The challenge with a lot of online education, as I mentioned at the start, is self-motivation. This shows up in completion rates. These massive open online courses (MOOCs) have variable completion rates (Coursera numbers):

  • Unpaid learners just 4% finish non-degree consumer courses
  • Paid learners 50% finish non-degree consumer courses
  • Enterprise learners 44% finish enterprise courses
  • Paid degree learners 89% finish degree courses

 Digital Healthcare

Healthcare is a big expenditure in many countries. In the US it is rising fast, both in the federal government and the states. The graphic shows the percentage of GDP spend on healthcare, with the grey bar showing government/compulsory health expenditure, and the blue bar voluntary.

In the US, there is strong adoption of digital health tools. About 30% of the US has adopted wearables. Genomic testing has grown from basically nothing in 2012 to about 10M today. This is also proving a growing base of genetic data. Usage of electronic health records (EHR) has grown to close to 100% in both hospitals and physician's offices. Mary's chart shows the top physician "wants" are interoperability, predictive analytics, and reduced cost. But anecdotally I hear that almost all physicians hate EHR since they get between them and their patients and consume far too much of their time.

There is a lot of low-hanging fruit in healthcare. Just scheduling patients effectively, for example. Patients tend to wait over 3 weeks to see a doctor, and online scheduling can reduce that to 24-72 hours with companies like Zocdoc and Solv.

Telehealth, providing remote medical care, is another use of technology. Last year (globally) there were nearly 3M Teladoc visits, for example.

Doctors can use technology among themselves too, with Doximity providing a physician social network, now with 1.2M registered members up from 0 when they started in 2011. For some rare diseases (getting bitten by a Macaque monkey and getting encephalitis, for example) there may be as few as 20 specialists in the whole US who are experts. If you are a normal family practitioner you almost certainly don't know any of them personally, or even have one in your area.
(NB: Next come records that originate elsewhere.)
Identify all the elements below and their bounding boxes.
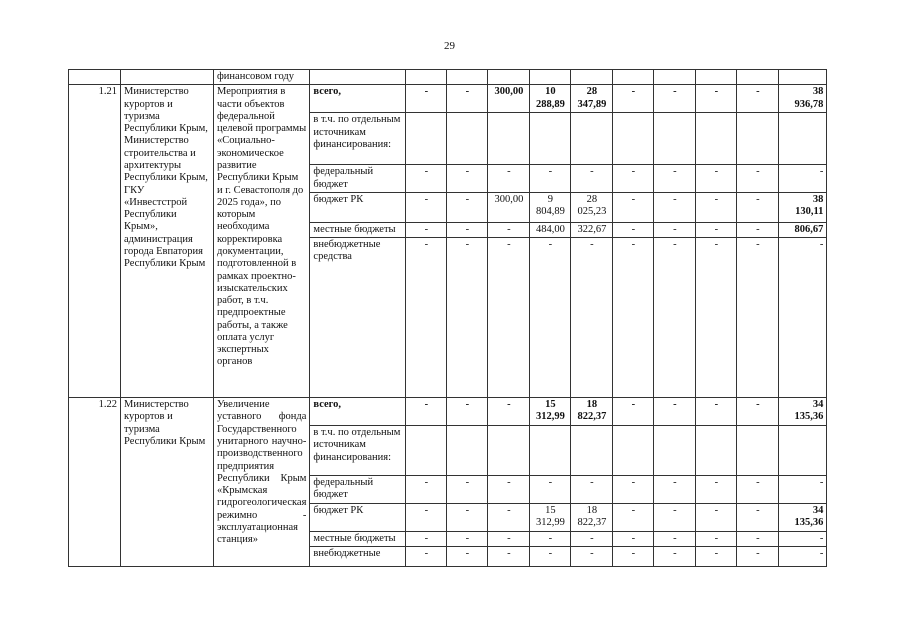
year-value [488, 426, 530, 476]
year-value [488, 113, 530, 165]
year-value: - [654, 85, 696, 113]
year-value: - [654, 547, 696, 567]
year-value: 15 312,99 [530, 504, 571, 532]
executor-cell: Министерство курортов и туризма Республики Крым, Министерство строительства и архитектуры Республики Крым, ГКУ «Инвестстрой Республики Крым», администрация города Евпатория Республики Крым [121, 85, 214, 398]
year-value: - [530, 476, 571, 504]
total-value: 34 135,36 [779, 398, 827, 426]
year-value: - [447, 222, 488, 237]
year-value: 484,00 [530, 222, 571, 237]
id-cell [69, 70, 121, 85]
total-value: - [779, 476, 827, 504]
year-value: - [613, 85, 654, 113]
year-value: - [488, 504, 530, 532]
year-value: - [613, 476, 654, 504]
total-value [779, 426, 827, 476]
year-value: - [488, 532, 530, 547]
year-value: - [654, 398, 696, 426]
year-value: - [571, 532, 613, 547]
year-value: - [696, 165, 737, 193]
year-value [571, 113, 613, 165]
year-value [737, 426, 779, 476]
year-value: - [737, 192, 779, 222]
year-value: - [613, 222, 654, 237]
year-value: - [696, 547, 737, 567]
year-value: - [447, 238, 488, 398]
year-value: - [737, 504, 779, 532]
year-value: - [654, 192, 696, 222]
year-value: - [737, 222, 779, 237]
year-value: - [571, 476, 613, 504]
year-value: - [737, 238, 779, 398]
total-value: - [779, 238, 827, 398]
funding-source-label: всего, [310, 85, 406, 113]
year-value: - [488, 238, 530, 398]
page-number: 29 [444, 40, 455, 52]
year-value: 10 288,89 [530, 85, 571, 113]
year-value: - [613, 398, 654, 426]
year-value: 18 822,37 [571, 504, 613, 532]
table-row [69, 398, 827, 426]
year-value: - [488, 547, 530, 567]
year-value [447, 426, 488, 476]
funding-source-label: бюджет РК [310, 192, 406, 222]
row-id: 1.21 [69, 85, 121, 398]
year-value: - [613, 547, 654, 567]
year-value [406, 426, 447, 476]
year-value [406, 113, 447, 165]
funding-source-label: внебюджетные средства [310, 238, 406, 398]
year-value: - [488, 222, 530, 237]
year-value: - [488, 165, 530, 193]
year-value: - [737, 547, 779, 567]
year-value: - [406, 222, 447, 237]
year-value: - [571, 238, 613, 398]
row-id: 1.22 [69, 398, 121, 567]
year-value: - [696, 532, 737, 547]
year-value: 18 822,37 [571, 398, 613, 426]
continuation-row [69, 70, 827, 85]
funding-source-label: федеральный бюджет [310, 165, 406, 193]
year-value [613, 426, 654, 476]
year-value [530, 113, 571, 165]
year-value: 28 025,23 [571, 192, 613, 222]
source-cell [310, 70, 406, 85]
year-value [696, 113, 737, 165]
year-value: - [447, 532, 488, 547]
total-value: 34 135,36 [779, 504, 827, 532]
year-value: - [737, 532, 779, 547]
year-value: 300,00 [488, 85, 530, 113]
year-value: - [654, 532, 696, 547]
year-value: - [696, 476, 737, 504]
year-value: - [406, 547, 447, 567]
year-value [613, 113, 654, 165]
total-value: - [779, 547, 827, 567]
year-value: - [530, 238, 571, 398]
year-value: - [406, 398, 447, 426]
year-value: - [406, 85, 447, 113]
year-value: - [696, 85, 737, 113]
total-value: 38 130,11 [779, 192, 827, 222]
year-value: - [406, 476, 447, 504]
year-value: - [654, 476, 696, 504]
year-value: - [654, 222, 696, 237]
year-value: 28 347,89 [571, 85, 613, 113]
year-value: - [447, 165, 488, 193]
total-value: 38 936,78 [779, 85, 827, 113]
activity-cell: финансовом году [214, 70, 310, 85]
year-value: - [447, 398, 488, 426]
year-value: - [406, 165, 447, 193]
year-value: - [654, 165, 696, 193]
year-value: - [447, 476, 488, 504]
year-value [530, 426, 571, 476]
executor-cell: Министерство курортов и туризма Республики Крым [121, 398, 214, 567]
executor-cell [121, 70, 214, 85]
year-value: - [613, 238, 654, 398]
year-value: - [613, 192, 654, 222]
year-value: - [530, 547, 571, 567]
year-value: 300,00 [488, 192, 530, 222]
year-value [654, 113, 696, 165]
year-value: - [737, 85, 779, 113]
year-value: - [613, 532, 654, 547]
year-value: - [696, 238, 737, 398]
year-value: - [447, 547, 488, 567]
year-value: - [696, 398, 737, 426]
funding-source-label: в т.ч. по отдельным источникам финансирования: [310, 426, 406, 476]
year-value: - [571, 165, 613, 193]
year-value: - [613, 165, 654, 193]
year-value: - [447, 504, 488, 532]
year-value: - [447, 85, 488, 113]
year-value: - [488, 398, 530, 426]
year-value: - [447, 192, 488, 222]
table-row [69, 85, 827, 113]
year-value: - [406, 504, 447, 532]
year-value [571, 426, 613, 476]
year-value: - [737, 476, 779, 504]
year-value [696, 426, 737, 476]
year-value [447, 113, 488, 165]
total-value [779, 113, 827, 165]
year-value: - [406, 532, 447, 547]
budget-table [68, 69, 827, 567]
year-value: 9 804,89 [530, 192, 571, 222]
total-value: - [779, 532, 827, 547]
year-value: 15 312,99 [530, 398, 571, 426]
year-value: 322,67 [571, 222, 613, 237]
year-value: - [696, 192, 737, 222]
year-value: - [406, 238, 447, 398]
year-value: - [571, 547, 613, 567]
year-value: - [613, 504, 654, 532]
year-value [737, 113, 779, 165]
funding-source-label: федеральный бюджет [310, 476, 406, 504]
funding-source-label: внебюджетные [310, 547, 406, 567]
year-value: - [696, 504, 737, 532]
year-value: - [654, 504, 696, 532]
funding-source-label: бюджет РК [310, 504, 406, 532]
year-value: - [530, 532, 571, 547]
year-value: - [737, 165, 779, 193]
year-value: - [406, 192, 447, 222]
funding-source-label: местные бюджеты [310, 222, 406, 237]
year-value: - [654, 238, 696, 398]
year-value: - [530, 165, 571, 193]
year-value [654, 426, 696, 476]
year-value: - [737, 398, 779, 426]
activity-cell: Мероприятия в части объектов федеральной целевой программы «Социально-экономическое развитие Республики Крым и г. Севастополя до 2025 года», по которым необходима корректировка документации, подготовленной в рамках проектно-изыскательских работ, в т.ч. предпроектные работы, а также оплата услуг экспертных органов [214, 85, 310, 398]
year-value: - [488, 476, 530, 504]
activity-cell: Увеличение уставного фонда Государственного унитарного научно-производственного предприятия Республики Крым «Крымская гидрогеологическая режимно - эксплуатационная станция» [214, 398, 310, 567]
funding-source-label: в т.ч. по отдельным источникам финансирования: [310, 113, 406, 165]
total-value: 806,67 [779, 222, 827, 237]
total-value: - [779, 165, 827, 193]
year-value: - [696, 222, 737, 237]
funding-source-label: всего, [310, 398, 406, 426]
funding-source-label: местные бюджеты [310, 532, 406, 547]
But I think that the biggest change is perhaps that the internet giants are both trusted with health data, and are providing various aspects of care:

  • Google is working on AI-enabled healthcare and even devices like contact lenses that can monitor insulin.
  • Microsoft is also working on machine learning for healthcare.
  • Amazon/Pillpack are working on consumables like drugs and inhalers. It turns out that in the US, 62% of people take prescription drugs, and 24% of people take over four.

China, Home of the Super App

As in previous years, Hillhouse Capital prepares a section for Mary on China Macro Trends. I'll just pull out a couple of slides that caught my eye.
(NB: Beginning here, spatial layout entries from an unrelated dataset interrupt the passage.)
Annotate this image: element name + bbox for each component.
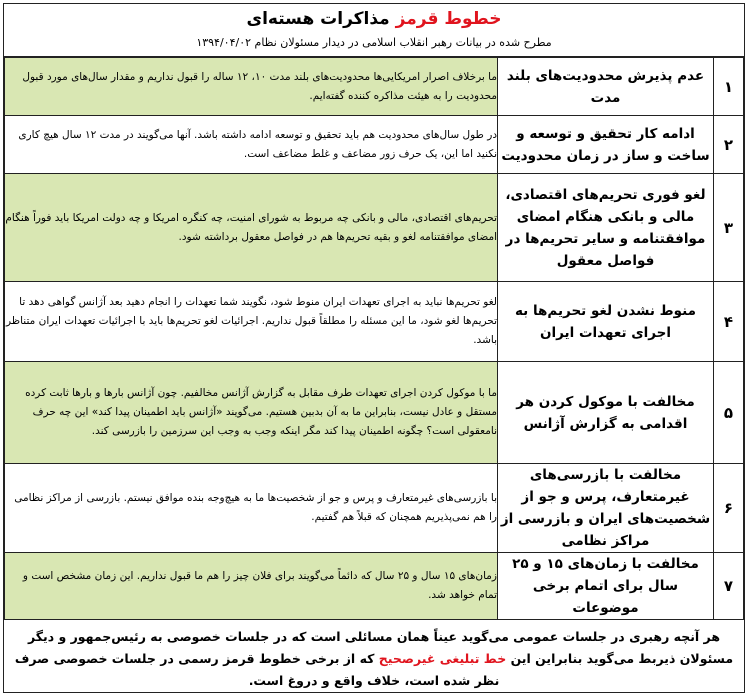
row-description: ما با موکول کردن اجرای تعهدات طرف مقابل به گزارش آژانس مخالفیم. چون آژانس بارها و بارها ثابت کرده مستقل و عادل نیست، بنابراین ما به آن بدبین هستیم. می‌گویند «آژانس باید اطمینان پیدا کند» این چه حرف نامعقولی است؟ چگونه اطمینان پیدا کند مگر اینکه وجب به وجب این سرزمین را بازرسی کند. <box>5 362 498 464</box>
row-number: ۵ <box>714 362 744 464</box>
page-subtitle: مطرح شده در بیانات رهبر انقلاب اسلامی در دیدار مسئولان نظام ۱۳۹۴/۰۴/۰۲ <box>196 36 552 49</box>
red-lines-table <box>4 57 744 620</box>
row-number: ۳ <box>714 174 744 282</box>
footer-text-red: خط تبلیغی غیرصحیح <box>378 651 507 666</box>
title-black-part: مذاکرات هسته‌ای <box>246 9 390 29</box>
row-heading: منوط نشدن لغو تحریم‌ها به اجرای تعهدات ایران <box>498 282 714 362</box>
row-description: تحریم‌های اقتصادی، مالی و بانکی چه مربوط به شورای امنیت، چه کنگره امریکا و چه دولت امریکا باید فوراً هنگام امضای موافقتنامه لغو و بقیه تحریم‌ها هم در فواصل معقول برداشته شود. <box>5 174 498 282</box>
row-description: زمان‌های ۱۵ سال و ۲۵ سال که دائماً می‌گویند برای فلان چیز را هم ما قبول نداریم. این زمان مشخص است و تمام خواهد شد. <box>5 553 498 620</box>
footer-note <box>4 620 744 698</box>
table-row <box>5 282 744 362</box>
row-number: ۱ <box>714 58 744 116</box>
row-description: ما برخلاف اصرار امریکایی‌ها محدودیت‌های بلند مدت ۱۰، ۱۲ ساله را قبول نداریم و مقدار سال‌های مورد قبول محدودیت را به هیئت مذاکره کننده گفته‌ایم. <box>5 58 498 116</box>
row-heading: مخالفت با زمان‌های ۱۵ و ۲۵ سال برای اتمام برخی موضوعات <box>498 553 714 620</box>
row-number: ۲ <box>714 116 744 174</box>
row-number: ۶ <box>714 464 744 553</box>
row-heading: ادامه کار تحقیق و توسعه و ساخت و ساز در زمان محدودیت <box>498 116 714 174</box>
document-frame <box>3 3 745 693</box>
row-description: با بازرسی‌های غیرمتعارف و پرس و جو از شخصیت‌ها ما به هیچ‌وجه بنده موافق نیستم. بازرسی از مراکز نظامی را هم نمی‌پذیریم همچنان که قبلاً هم گفتیم. <box>5 464 498 553</box>
row-heading: عدم پذیرش محدودیت‌های بلند مدت <box>498 58 714 116</box>
footer-text-after: که از برخی خطوط قرمز رسمی در جلسات خصوصی صرف نظر شده است، خلاف واقع و دروغ است. <box>14 651 500 688</box>
page-title <box>4 4 744 30</box>
row-heading: مخالفت با موکول کردن هر اقدامی به گزارش آژانس <box>498 362 714 464</box>
row-heading: مخالفت با بازرسی‌های غیرمتعارف، پرس و جو از شخصیت‌های ایران و بازرسی از مراکز نظامی <box>498 464 714 553</box>
table-row <box>5 174 744 282</box>
table-row <box>5 553 744 620</box>
footer-text-before: هر آنچه رهبری در جلسات عمومی می‌گوید عیناً همان مسائلی است که در جلسات خصوصی به رئیس‌جمهور و دیگر مسئولان ذیربط می‌گوید بنابراین این <box>27 629 734 666</box>
table-row <box>5 116 744 174</box>
row-number: ۷ <box>714 553 744 620</box>
row-heading: لغو فوری تحریم‌های اقتصادی، مالی و بانکی هنگام امضای موافقتنامه و سایر تحریم‌ها در فواصل معقول <box>498 174 714 282</box>
row-number: ۴ <box>714 282 744 362</box>
table-row <box>5 362 744 464</box>
row-description: در طول سال‌های محدودیت هم باید تحقیق و توسعه ادامه داشته باشد. آنها می‌گویند در مدت ۱۲ سال هیچ کاری نکنید اما این، یک حرف زور مضاعف و غلط مضاعف است. <box>5 116 498 174</box>
title-red-part: خطوط قرمز <box>395 9 502 29</box>
row-description: لغو تحریم‌ها نباید به اجرای تعهدات ایران منوط شود، نگویند شما تعهدات را انجام دهید بعد آژانس گواهی دهد تا تحریم‌ها لغو شود، ما این مسئله را مطلقاً قبول نداریم. اجرائیات لغو تحریم‌ها باید با اجرائیات تعهدات ایران متناظر باشد. <box>5 282 498 362</box>
title-area <box>4 4 744 57</box>
table-row <box>5 58 744 116</box>
table-row <box>5 464 744 553</box>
Urbanization. China has gone from a few percent living in cities back in 1950 to over 50% today. That started as less than India and is now almost twice India's percentage. But there is a lot of room to grow to reach US and Korea, let alone the most urban country of them all, Japan at around 90%.

 There is very strong China internet usage growth driven primarily by short-form video (and almost all China internet access is mobile). Note that in these charts, data usage goes back to 2012, but the short-form video graph is just over two years:

 One big difference between US/Europe and China is the way platforms, such as WeChat, Alipay, and Meituan, provide everything in one place from chatting, to browsing things to buy, to placing an order, to payment. All without leaving WeChat.

You can think of Meituan as one App that is Yelp, OpenTable, Fandango, Airbnb, Hotels.com, grubHub, Square, Kayak, and Whole Foods all rolled into one. Meituan started as a Groupon clone, and now provides over 30 services to over 400M users, growing at 26% per year.

Alipay is another superapp, with over 200,000 min-programs, over 1B users, and nearly 300M daily active users.